I loved seeing interest in new ways of thinking about challenges like record deduping. The kinds of consortiums that Evergreen is fostering are new in many ways and bring with them new twists on challenges and with that a need for coming at solutions with open eyes. I'm always enthused to watch the development list because we have so many great coders in the Evergreen community who are attacking problems constantly and reinventing things. Coders are (usually) good at being willing to get rid of outdated code and adopt new approaches. The failures to do this have direct consequences and are sometimes pointed out in the open source world as warnings to others, like tragic beached whales. And while our coders are often great people who love libraries they aren't the whole community. Too often we look at software as both a tool and a solution and some solutions come from outside the packaged software. Librarians at a whole need to be better at that and taking ownership of our own problems.

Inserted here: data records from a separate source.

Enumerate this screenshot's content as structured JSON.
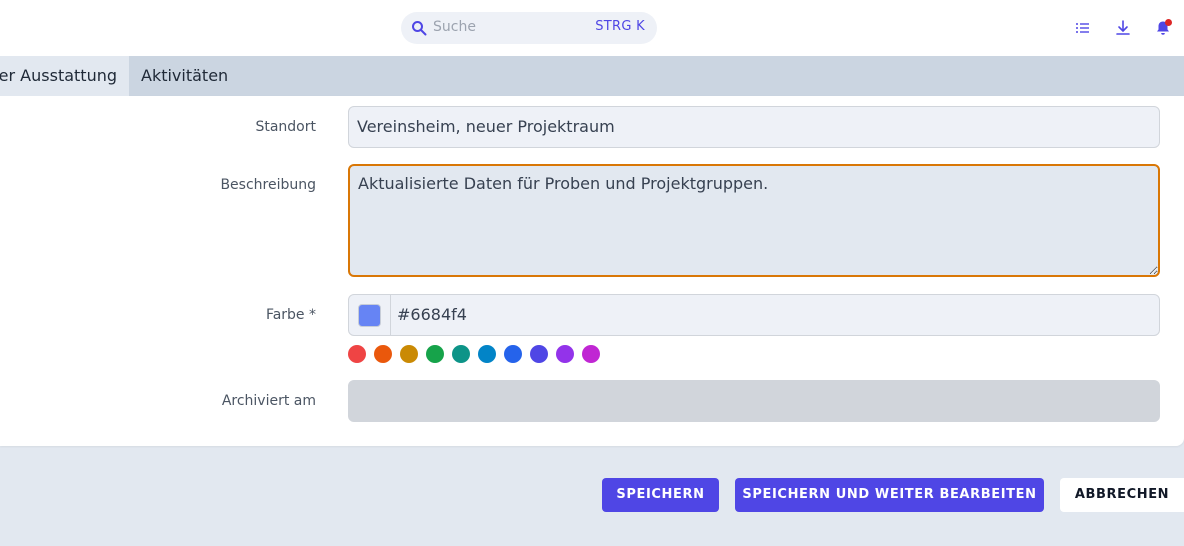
{
  "search": {
    "placeholder": "Suche",
    "shortcut": "STRG K"
  },
  "topbar_icons": [
    "list-icon",
    "download-icon",
    "bell-icon"
  ],
  "tabs": [
    {
      "label": "er Ausstattung",
      "active": true
    },
    {
      "label": "Aktivitäten",
      "active": false
    }
  ],
  "form": {
    "standort": {
      "label": "Standort",
      "value": "Vereinsheim, neuer Projektraum"
    },
    "beschreibung": {
      "label": "Beschreibung",
      "value": "Aktualisierte Daten für Proben und Projektgruppen."
    },
    "farbe": {
      "label": "Farbe *",
      "value": "#6684f4",
      "presets": [
        "#ef4444",
        "#ea580c",
        "#ca8a04",
        "#16a34a",
        "#0d9488",
        "#0284c7",
        "#2563eb",
        "#4f46e5",
        "#9333ea",
        "#c026d3"
      ]
    },
    "archiviert": {
      "label": "Archiviert am",
      "value": ""
    }
  },
  "buttons": {
    "save": "SPEICHERN",
    "save_continue": "SPEICHERN UND WEITER BEARBEITEN",
    "cancel": "ABBRECHEN"
  },
  "colors": {
    "accent": "#4f46e5",
    "focus_border": "#d97706",
    "notification_dot": "#dc2626"
  }
}
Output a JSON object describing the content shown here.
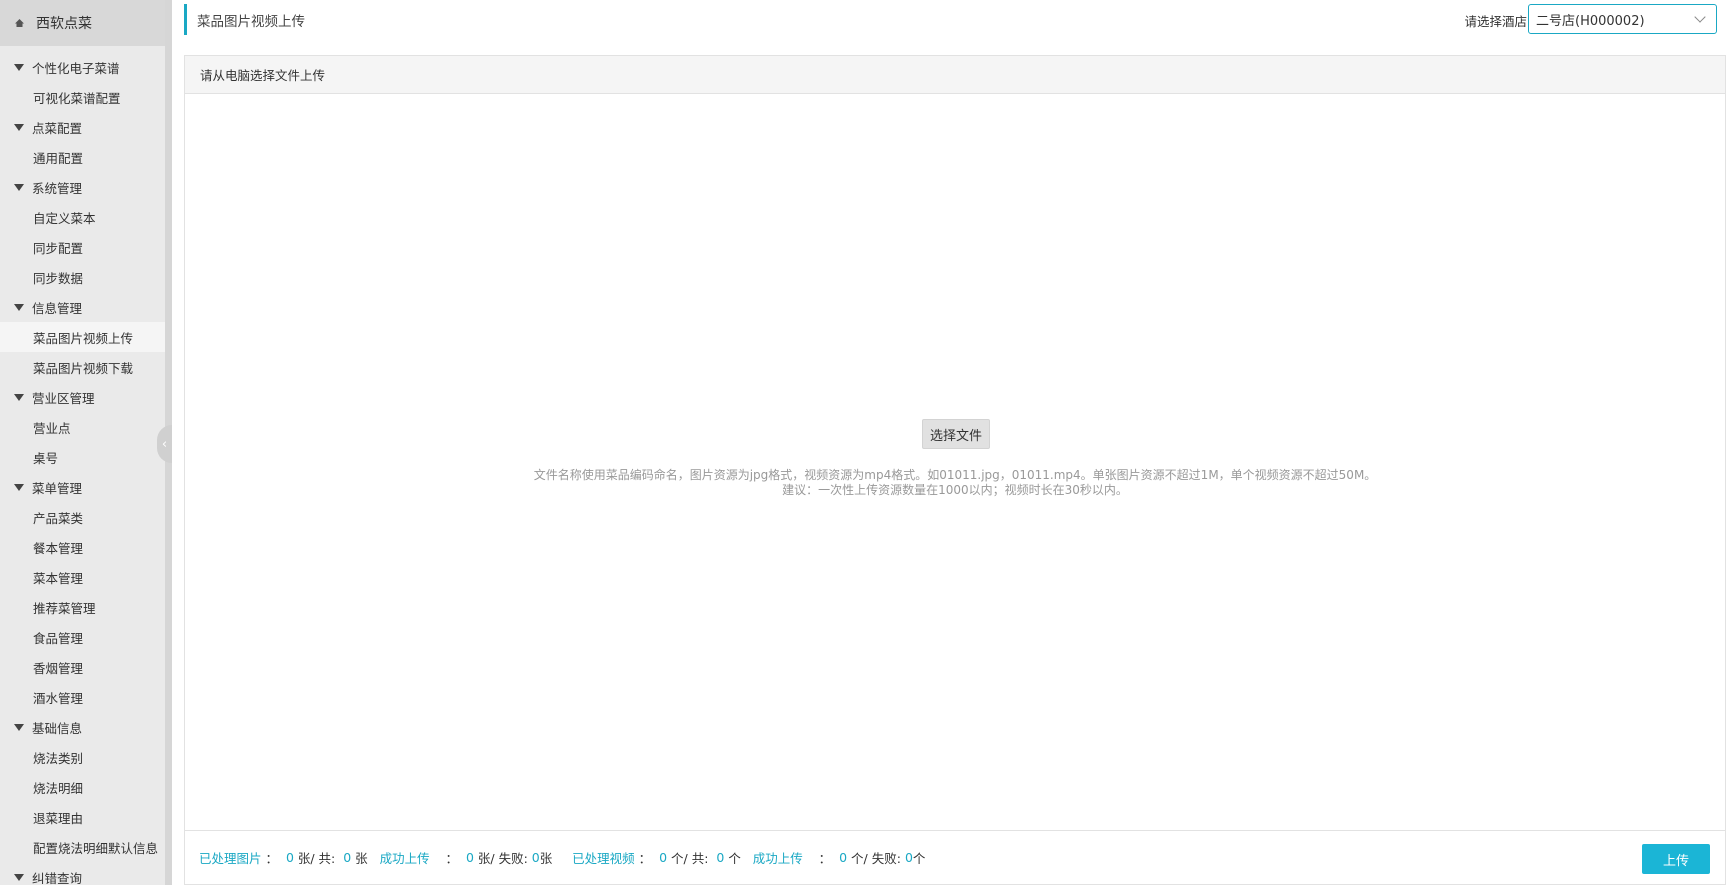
{
  "app": {
    "title": "西软点菜"
  },
  "sidebar": {
    "groups": [
      {
        "label": "个性化电子菜谱",
        "items": [
          "可视化菜谱配置"
        ]
      },
      {
        "label": "点菜配置",
        "items": [
          "通用配置"
        ]
      },
      {
        "label": "系统管理",
        "items": [
          "自定义菜本",
          "同步配置",
          "同步数据"
        ]
      },
      {
        "label": "信息管理",
        "items": [
          "菜品图片视频上传",
          "菜品图片视频下载"
        ]
      },
      {
        "label": "营业区管理",
        "items": [
          "营业点",
          "桌号"
        ]
      },
      {
        "label": "菜单管理",
        "items": [
          "产品菜类",
          "餐本管理",
          "菜本管理",
          "推荐菜管理",
          "食品管理",
          "香烟管理",
          "酒水管理"
        ]
      },
      {
        "label": "基础信息",
        "items": [
          "烧法类别",
          "烧法明细",
          "退菜理由",
          "配置烧法明细默认信息"
        ]
      },
      {
        "label": "纠错查询",
        "items": []
      }
    ],
    "active_item": "菜品图片视频上传"
  },
  "header": {
    "page_title": "菜品图片视频上传",
    "hotel_label": "请选择酒店",
    "hotel_selected": "二号店(H000002)"
  },
  "panel": {
    "heading": "请从电脑选择文件上传",
    "choose_button": "选择文件",
    "hint_line1": "文件名称使用菜品编码命名，图片资源为jpg格式，视频资源为mp4格式。如01011.jpg，01011.mp4。单张图片资源不超过1M，单个视频资源不超过50M。",
    "hint_line2": "建议：一次性上传资源数量在1000以内；视频时长在30秒以内。"
  },
  "footer": {
    "processed_images_label": "已处理图片",
    "processed_images": "0",
    "images_total_sep": "张/ 共:",
    "images_total": "0",
    "images_unit": "张",
    "images_success_label": "成功上传",
    "images_success": "0",
    "images_fail_sep": "张/ 失败:",
    "images_fail": "0",
    "images_fail_unit": "张",
    "processed_videos_label": "已处理视频",
    "processed_videos": "0",
    "videos_total_sep": "个/ 共:",
    "videos_total": "0",
    "videos_unit": "个",
    "videos_success_label": "成功上传",
    "videos_success": "0",
    "videos_fail_sep": "个/ 失败:",
    "videos_fail": "0",
    "videos_fail_unit": "个",
    "upload_button": "上传"
  },
  "colors": {
    "accent": "#1aa8c4",
    "upload_button": "#1bb5d6",
    "sidebar_bg": "#eaeaea"
  }
}
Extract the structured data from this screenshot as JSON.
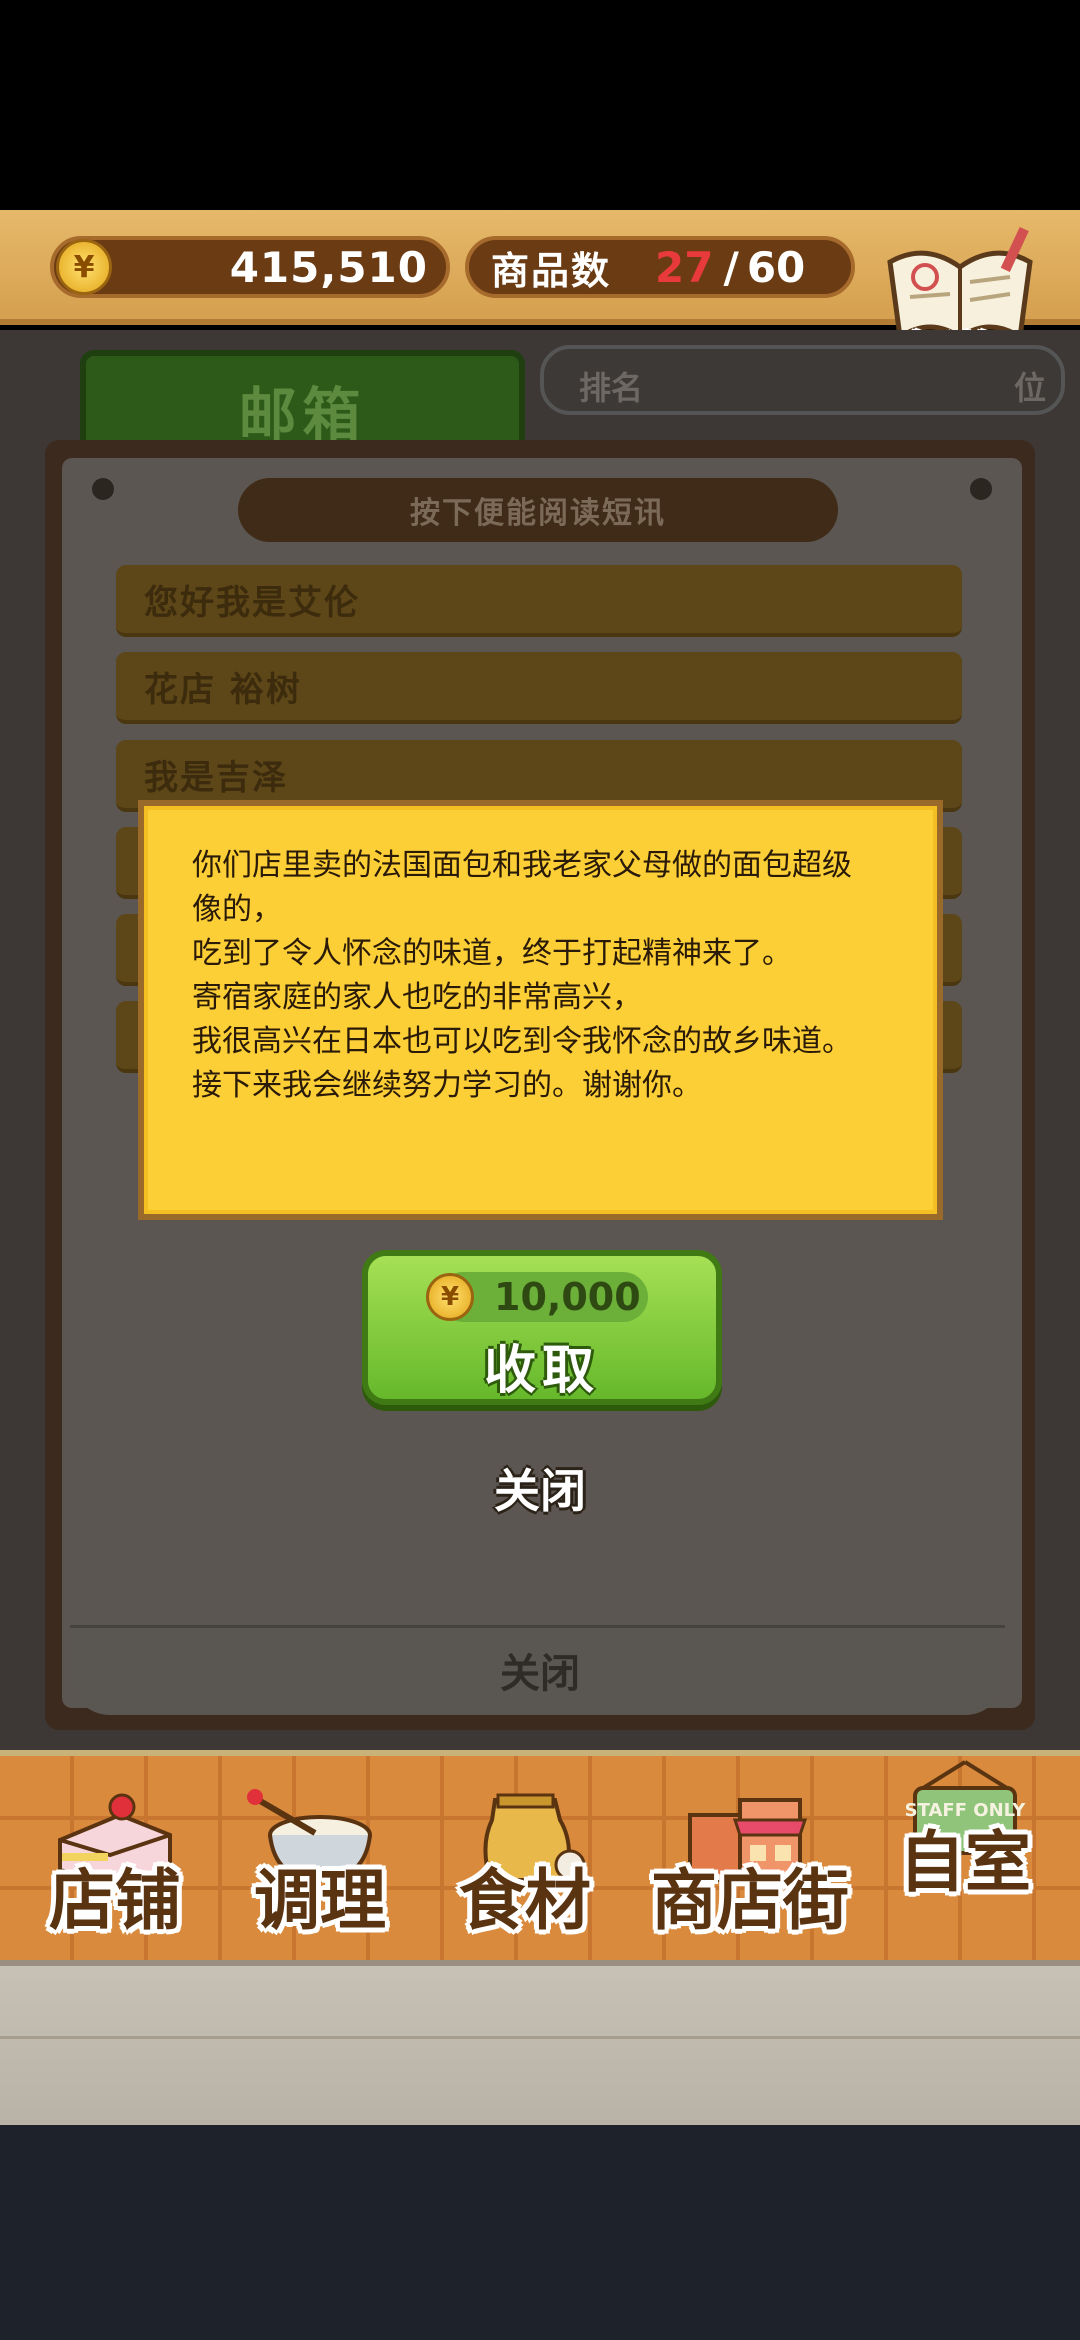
{
  "top_bar": {
    "coin_symbol": "¥",
    "money": "415,510",
    "goods_label": "商品数",
    "goods_current": "27",
    "goods_slash": "/",
    "goods_max": "60",
    "recipe_label": "食谱"
  },
  "tabs": {
    "mailbox": "邮箱",
    "rank_label": "排名",
    "rank_unit": "位"
  },
  "mailbox": {
    "hint": "按下便能阅读短讯",
    "messages": [
      "您好我是艾伦",
      "花店 裕树",
      "我是吉泽"
    ],
    "close_label": "关闭"
  },
  "popup": {
    "lines": [
      "你们店里卖的法国面包和我老家父母做的面包超级",
      "像的，",
      "吃到了令人怀念的味道，终于打起精神来了。",
      "寄宿家庭的家人也吃的非常高兴，",
      "我很高兴在日本也可以吃到令我怀念的故乡味道。",
      "接下来我会继续努力学习的。谢谢你。"
    ],
    "reward_coin": "¥",
    "reward_amount": "10,000",
    "collect_label": "收取",
    "close_label": "关闭"
  },
  "bottom_nav": {
    "items": [
      {
        "label": "店铺",
        "icon": "cake-icon"
      },
      {
        "label": "调理",
        "icon": "mixing-bowl-icon"
      },
      {
        "label": "食材",
        "icon": "flour-sack-icon"
      },
      {
        "label": "商店街",
        "icon": "shop-street-icon"
      },
      {
        "label": "自室",
        "icon": "staff-only-door-icon"
      }
    ],
    "staff_sign_text": "STAFF ONLY"
  },
  "colors": {
    "note_yellow": "#fccf37",
    "collect_green": "#66b82b",
    "goods_current_red": "#e83a3a"
  }
}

I'm proud to say that SC LENDS owns plenty of problems and deduping has been on of those so we've found our own solution and the conference has made me eager to work on it more and further refine it. This is definitely one of my goals before our next big wave of migrations.
The Becoming Our Own Vendor presentation was interesting because I've taken a long route in thinking about the issues in it. I'm a details person and I'm good at tying details to a big picture but I think in terms of consequences not theories. Framing these issues in a conceptual model for communicating to others is not my best talent though I continually work on it.
I originally thought about it as a discussion on governance issues. Then I realized while working on it that governance isn't really the issue, it's one of contributed labor and that is a very open source issue because we've adopted a very meritocratic approach to dealing with them. And then at some point after the conference I realized in one of those "how could I have been so stupid" moments that of course in open source labor is governance and it's not that I haven't been talking about governance all along and I did what I set out to but like the vertically challenged and the elephant I've been seeing it differently depending upon where I stand because I'm very close to it.